Swimming pool drowning deaths in the USUS per capita banana consumption
It is a curious fact, and one that ought to trouble us more than it does, that Americans have spent the better part of two decades moving in perfect inverse synchronisation with bananas. As the nation grew less keen on the yellow fruit, drowning deaths in swimming pools climbed with the sort of grim reliability one might expect from something far more predictable than breakfast cereal consumption. One might assume this suggests bananas are performing some sort of aquatic life-saving function we've all been too foolish to notice. They are not.
What we're probably seeing here is population drift and economic behaviour tangling themselves together like headphone cables. Swimming pool ownership and access peaked around the mid-2000s in the US—a post-financial-collapse phenomenon—while per-capita banana consumption fell as people shifted toward other fruits, food trends changed, and yes, broader economic anxieties made casual leisure purchases feel frivolous. A person who would have bought bananas in 2005 might have also been more likely to have a backyard pool; a person in 2021 was doing neither with the same gusto. The number of pools in residential backyards alone declined by roughly 15% between 2006 and 2010, and drowning deaths per 100,000 people fluctuated wildly around 1.1, which is to say roughly one person per million Americans per year.
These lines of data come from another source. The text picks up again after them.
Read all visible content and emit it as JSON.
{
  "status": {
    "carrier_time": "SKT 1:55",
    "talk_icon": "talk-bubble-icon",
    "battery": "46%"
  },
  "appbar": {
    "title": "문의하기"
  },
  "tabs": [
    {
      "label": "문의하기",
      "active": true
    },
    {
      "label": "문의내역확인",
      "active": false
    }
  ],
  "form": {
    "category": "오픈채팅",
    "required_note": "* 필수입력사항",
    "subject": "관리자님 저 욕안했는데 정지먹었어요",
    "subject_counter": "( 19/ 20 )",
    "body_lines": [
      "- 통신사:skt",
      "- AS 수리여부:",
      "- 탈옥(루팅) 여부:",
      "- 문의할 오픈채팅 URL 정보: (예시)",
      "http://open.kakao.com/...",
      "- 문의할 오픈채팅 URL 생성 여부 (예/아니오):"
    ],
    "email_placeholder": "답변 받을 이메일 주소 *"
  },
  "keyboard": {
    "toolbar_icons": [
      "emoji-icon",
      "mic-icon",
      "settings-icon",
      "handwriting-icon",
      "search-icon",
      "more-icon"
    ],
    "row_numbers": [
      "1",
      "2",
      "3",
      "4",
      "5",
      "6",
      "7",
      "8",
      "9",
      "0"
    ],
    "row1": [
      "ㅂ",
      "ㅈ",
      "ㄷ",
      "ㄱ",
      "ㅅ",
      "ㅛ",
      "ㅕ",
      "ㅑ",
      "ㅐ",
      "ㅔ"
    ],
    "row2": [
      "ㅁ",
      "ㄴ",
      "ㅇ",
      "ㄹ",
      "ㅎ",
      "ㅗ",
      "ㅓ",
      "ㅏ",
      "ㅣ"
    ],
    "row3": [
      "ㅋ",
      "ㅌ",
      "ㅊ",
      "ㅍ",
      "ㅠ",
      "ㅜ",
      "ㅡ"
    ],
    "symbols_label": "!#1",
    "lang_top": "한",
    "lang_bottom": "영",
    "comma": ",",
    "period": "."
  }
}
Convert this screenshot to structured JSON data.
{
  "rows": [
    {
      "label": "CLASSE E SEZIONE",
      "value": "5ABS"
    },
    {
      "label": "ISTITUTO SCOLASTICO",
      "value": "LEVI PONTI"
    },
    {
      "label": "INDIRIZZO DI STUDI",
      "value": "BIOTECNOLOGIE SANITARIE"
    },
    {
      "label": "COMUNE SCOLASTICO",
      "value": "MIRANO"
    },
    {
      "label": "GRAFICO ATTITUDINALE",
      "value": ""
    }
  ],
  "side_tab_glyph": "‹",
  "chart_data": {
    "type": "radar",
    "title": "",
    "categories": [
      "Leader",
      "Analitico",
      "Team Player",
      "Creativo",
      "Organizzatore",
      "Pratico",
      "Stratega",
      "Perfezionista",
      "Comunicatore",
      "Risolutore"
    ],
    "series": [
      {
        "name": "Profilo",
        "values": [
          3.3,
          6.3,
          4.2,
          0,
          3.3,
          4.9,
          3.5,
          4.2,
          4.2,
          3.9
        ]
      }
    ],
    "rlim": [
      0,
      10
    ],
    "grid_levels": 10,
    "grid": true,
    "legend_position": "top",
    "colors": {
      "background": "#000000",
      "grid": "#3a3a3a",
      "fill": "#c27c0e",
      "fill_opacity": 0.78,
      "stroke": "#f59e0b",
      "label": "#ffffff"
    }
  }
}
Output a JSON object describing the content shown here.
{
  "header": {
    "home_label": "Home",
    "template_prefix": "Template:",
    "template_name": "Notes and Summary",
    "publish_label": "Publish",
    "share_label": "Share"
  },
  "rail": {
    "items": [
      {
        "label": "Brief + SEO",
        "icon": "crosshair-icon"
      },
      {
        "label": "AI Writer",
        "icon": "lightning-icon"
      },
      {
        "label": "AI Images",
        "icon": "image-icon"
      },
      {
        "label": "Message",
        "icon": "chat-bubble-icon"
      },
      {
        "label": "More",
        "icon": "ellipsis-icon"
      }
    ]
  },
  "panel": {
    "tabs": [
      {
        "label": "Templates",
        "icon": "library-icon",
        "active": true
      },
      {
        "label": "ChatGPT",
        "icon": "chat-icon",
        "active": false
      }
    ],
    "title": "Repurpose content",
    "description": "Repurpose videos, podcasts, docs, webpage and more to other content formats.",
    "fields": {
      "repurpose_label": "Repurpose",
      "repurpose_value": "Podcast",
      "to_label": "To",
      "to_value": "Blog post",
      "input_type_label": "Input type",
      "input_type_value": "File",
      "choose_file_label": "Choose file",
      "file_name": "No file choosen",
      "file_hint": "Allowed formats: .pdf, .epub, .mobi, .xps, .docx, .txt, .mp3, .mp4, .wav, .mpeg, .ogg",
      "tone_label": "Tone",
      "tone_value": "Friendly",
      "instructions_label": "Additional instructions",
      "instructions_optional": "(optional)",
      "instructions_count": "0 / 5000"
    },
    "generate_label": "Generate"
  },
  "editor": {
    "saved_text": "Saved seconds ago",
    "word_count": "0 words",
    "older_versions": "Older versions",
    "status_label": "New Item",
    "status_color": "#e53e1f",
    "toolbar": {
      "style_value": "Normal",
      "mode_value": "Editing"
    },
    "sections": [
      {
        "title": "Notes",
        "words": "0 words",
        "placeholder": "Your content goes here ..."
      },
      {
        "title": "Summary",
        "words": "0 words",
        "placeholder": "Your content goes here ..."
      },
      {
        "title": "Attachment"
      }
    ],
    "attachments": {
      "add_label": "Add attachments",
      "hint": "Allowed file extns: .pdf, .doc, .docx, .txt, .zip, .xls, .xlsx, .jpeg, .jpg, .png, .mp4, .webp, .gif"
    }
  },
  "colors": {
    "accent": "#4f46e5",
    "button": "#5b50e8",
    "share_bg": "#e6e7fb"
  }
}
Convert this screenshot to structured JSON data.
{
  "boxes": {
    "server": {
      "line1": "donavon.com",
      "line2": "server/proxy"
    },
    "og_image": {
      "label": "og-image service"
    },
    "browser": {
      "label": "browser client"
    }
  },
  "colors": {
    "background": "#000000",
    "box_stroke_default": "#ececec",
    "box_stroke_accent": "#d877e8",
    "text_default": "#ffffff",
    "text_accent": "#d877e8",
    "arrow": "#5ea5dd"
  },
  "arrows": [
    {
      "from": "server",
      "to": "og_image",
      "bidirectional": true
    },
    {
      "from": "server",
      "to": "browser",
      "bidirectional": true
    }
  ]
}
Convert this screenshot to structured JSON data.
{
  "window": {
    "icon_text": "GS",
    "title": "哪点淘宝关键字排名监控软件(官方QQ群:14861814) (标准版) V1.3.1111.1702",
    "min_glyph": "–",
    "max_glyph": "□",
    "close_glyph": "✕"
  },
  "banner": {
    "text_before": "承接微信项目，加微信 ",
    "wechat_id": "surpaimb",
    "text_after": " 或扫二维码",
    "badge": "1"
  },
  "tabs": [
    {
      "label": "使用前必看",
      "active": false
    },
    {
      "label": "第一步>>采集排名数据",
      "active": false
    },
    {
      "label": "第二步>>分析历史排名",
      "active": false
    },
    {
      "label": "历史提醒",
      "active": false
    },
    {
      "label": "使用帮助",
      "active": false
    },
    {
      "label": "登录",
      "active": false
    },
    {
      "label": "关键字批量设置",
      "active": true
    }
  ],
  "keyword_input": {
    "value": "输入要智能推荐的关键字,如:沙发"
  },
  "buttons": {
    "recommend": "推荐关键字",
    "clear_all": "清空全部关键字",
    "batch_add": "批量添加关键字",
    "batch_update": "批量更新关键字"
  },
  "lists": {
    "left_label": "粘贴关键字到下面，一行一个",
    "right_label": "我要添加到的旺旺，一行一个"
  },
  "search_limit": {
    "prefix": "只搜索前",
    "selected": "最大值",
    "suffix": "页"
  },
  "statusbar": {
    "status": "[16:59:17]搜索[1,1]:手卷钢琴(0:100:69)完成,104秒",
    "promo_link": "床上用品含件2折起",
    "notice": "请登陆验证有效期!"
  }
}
What this reveals, uncomfortably, is that our hunger for correlation will convince us that two completely unrelated statistics are locked in some sort of cosmic dance—when really they're both just passengers on much larger waves we barely understand. We've spotted something real (the numbers do move together), which makes us feel clever, while missing everything important (why). Perhaps the real lesson is that the more precisely two things correlate, the less you should trust your intuition about what connects them.